What the large ISPs want is to implement usage-based billing (UBB), a plan that industry argues makes consumers pay for what they use, that penalizes band-hogs, and is fair. The OpenMedia report makes it clear that under any kind of scrutiny these arguments ring false.

“Actual costs for 1GB of data flow are about 8 cents, but ISPs have been charging up to $10/GB for excess use.”

The exorbitant fees ISPs charge for extra data use, for example, have nothing to do with actual costs: the ISPs are gouging consumers. Actual costs for 1GB of data flow are about 8 cents, but ISPs have been charging up to $10/GB for excess use. And UBB policies implemented to date do not target the small percentage of high-use customers (which is not necessarily fair, either), but are in fact discouraging regular users from using the Internet at a time when Canadians are increasingly migrating their cultural interests online through streaming video services (like Netflix).

UBB is having the effect of discouraging ordinary Canadians from using the Internet by making it increasingly difficult and expensive to access video, television and films online.  Some observers have cynically suggested that the big players are trying to protect market share for their own programming services by making it more expensive to access independent program providers.

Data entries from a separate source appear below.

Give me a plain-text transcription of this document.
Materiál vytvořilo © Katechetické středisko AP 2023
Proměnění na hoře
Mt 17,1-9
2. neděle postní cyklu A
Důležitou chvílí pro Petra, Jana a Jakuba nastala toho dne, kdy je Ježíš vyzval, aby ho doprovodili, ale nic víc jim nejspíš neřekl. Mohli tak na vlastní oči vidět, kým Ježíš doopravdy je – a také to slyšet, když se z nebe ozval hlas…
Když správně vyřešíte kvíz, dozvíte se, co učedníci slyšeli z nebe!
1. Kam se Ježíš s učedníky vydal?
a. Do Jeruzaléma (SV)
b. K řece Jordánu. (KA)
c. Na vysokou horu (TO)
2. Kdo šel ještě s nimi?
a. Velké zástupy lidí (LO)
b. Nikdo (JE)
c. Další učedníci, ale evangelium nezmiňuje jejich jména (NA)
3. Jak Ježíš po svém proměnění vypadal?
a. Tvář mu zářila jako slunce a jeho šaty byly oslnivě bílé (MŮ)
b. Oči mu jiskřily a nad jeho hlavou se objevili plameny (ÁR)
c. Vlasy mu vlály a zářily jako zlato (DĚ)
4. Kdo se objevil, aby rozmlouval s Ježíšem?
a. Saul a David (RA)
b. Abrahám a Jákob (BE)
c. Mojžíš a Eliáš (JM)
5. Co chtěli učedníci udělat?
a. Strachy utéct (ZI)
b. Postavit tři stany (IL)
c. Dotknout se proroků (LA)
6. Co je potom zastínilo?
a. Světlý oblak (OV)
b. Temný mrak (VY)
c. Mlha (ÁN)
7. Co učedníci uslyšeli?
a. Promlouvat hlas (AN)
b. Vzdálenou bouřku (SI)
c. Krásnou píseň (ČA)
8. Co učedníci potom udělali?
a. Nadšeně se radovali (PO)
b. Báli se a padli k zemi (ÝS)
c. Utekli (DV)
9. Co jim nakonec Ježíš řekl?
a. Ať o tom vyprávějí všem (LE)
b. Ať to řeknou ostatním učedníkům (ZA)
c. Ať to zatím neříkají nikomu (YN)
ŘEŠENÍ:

The report also provides excellent summaries of regulatory approaches in other jurisdictions around the world.  They are a must-read for anyone interested in finding creative solutions to Internet regulation in Canada. There are indeed options other than letting the large incumbent industry players in effect to dismantle net neutrality in order to fill their pockets.

The US is probably the weakest model.  Over the past decade the Federal Communications Commission has experienced a steady erosion of regulatory power (something Canadians need to be mindful of in terms of our own CRTC). Wireless Interent services have more or less been abandoned by regulators in the net neutrality fight allowing ISPs in the US to throttle and choke wireless services to their shareholder’s content. And the Republican controlled House has been pushing the FCC to back away from any kind of regulation protecting net neutrality claiming that such provisions threaten innovation, investment and jobs.

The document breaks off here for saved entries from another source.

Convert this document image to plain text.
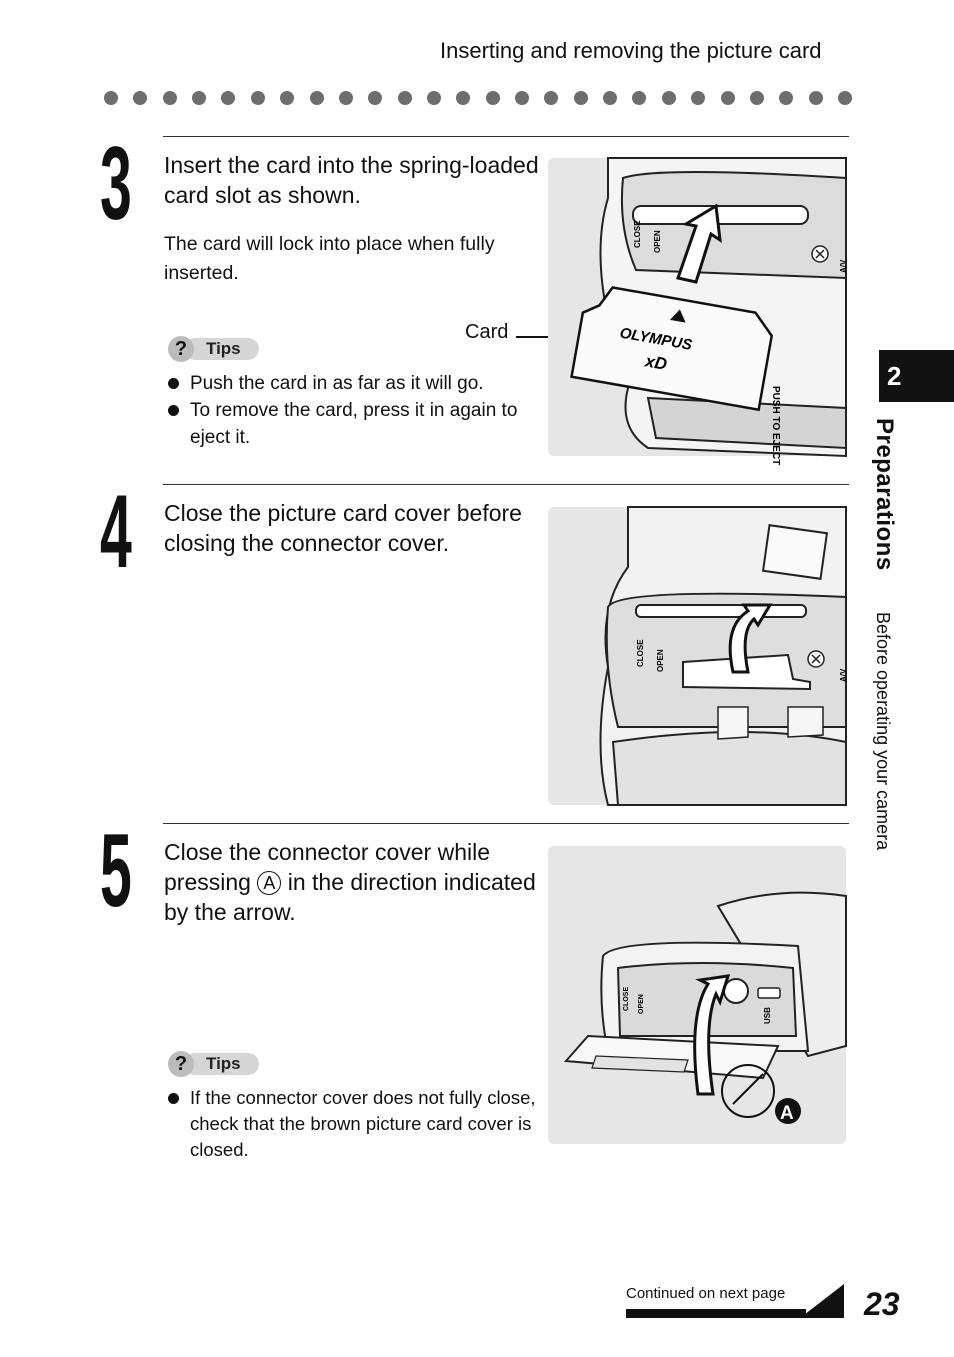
Inserting and removing the picture card
3 Insert the card into the spring-loaded card slot as shown.
The card will lock into place when fully inserted.
?	Tips
Push the card in as far as it will go.
To remove the card, press it in again to eject it.
Card
CLOSE OPEN
A/V
PUSH TO EJECT
OLYMPUS
xD
4 Close the picture card cover before closing the connector cover.
CLOSE OPEN
A/V
5 Close the connector cover while pressing A in the direction indicated by the arrow.
?	Tips
If the connector cover does not fully close, check that the brown picture card cover is closed.
CLOSE OPEN
USB
A
2
Preparations
Before operating your camera
Continued on next page 23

But Japan, Sweden, Chile, even the UK all have flourishing ISP markets that are regulated in such a way to protect not only consumers from gouging but to a large extent the principle of openness and accessibility.

The report is well worth the read for anyone interested in the future of Internet policy in Canada and in maintaining net neutrality as the organizing regulatory principle. Others have had to fight for net neutrality around the world, and so must Canadians. This report is an excellent primer on the politics, technical arguments and cultural implications for an open Internet policy and what it might look like in a Canadian context.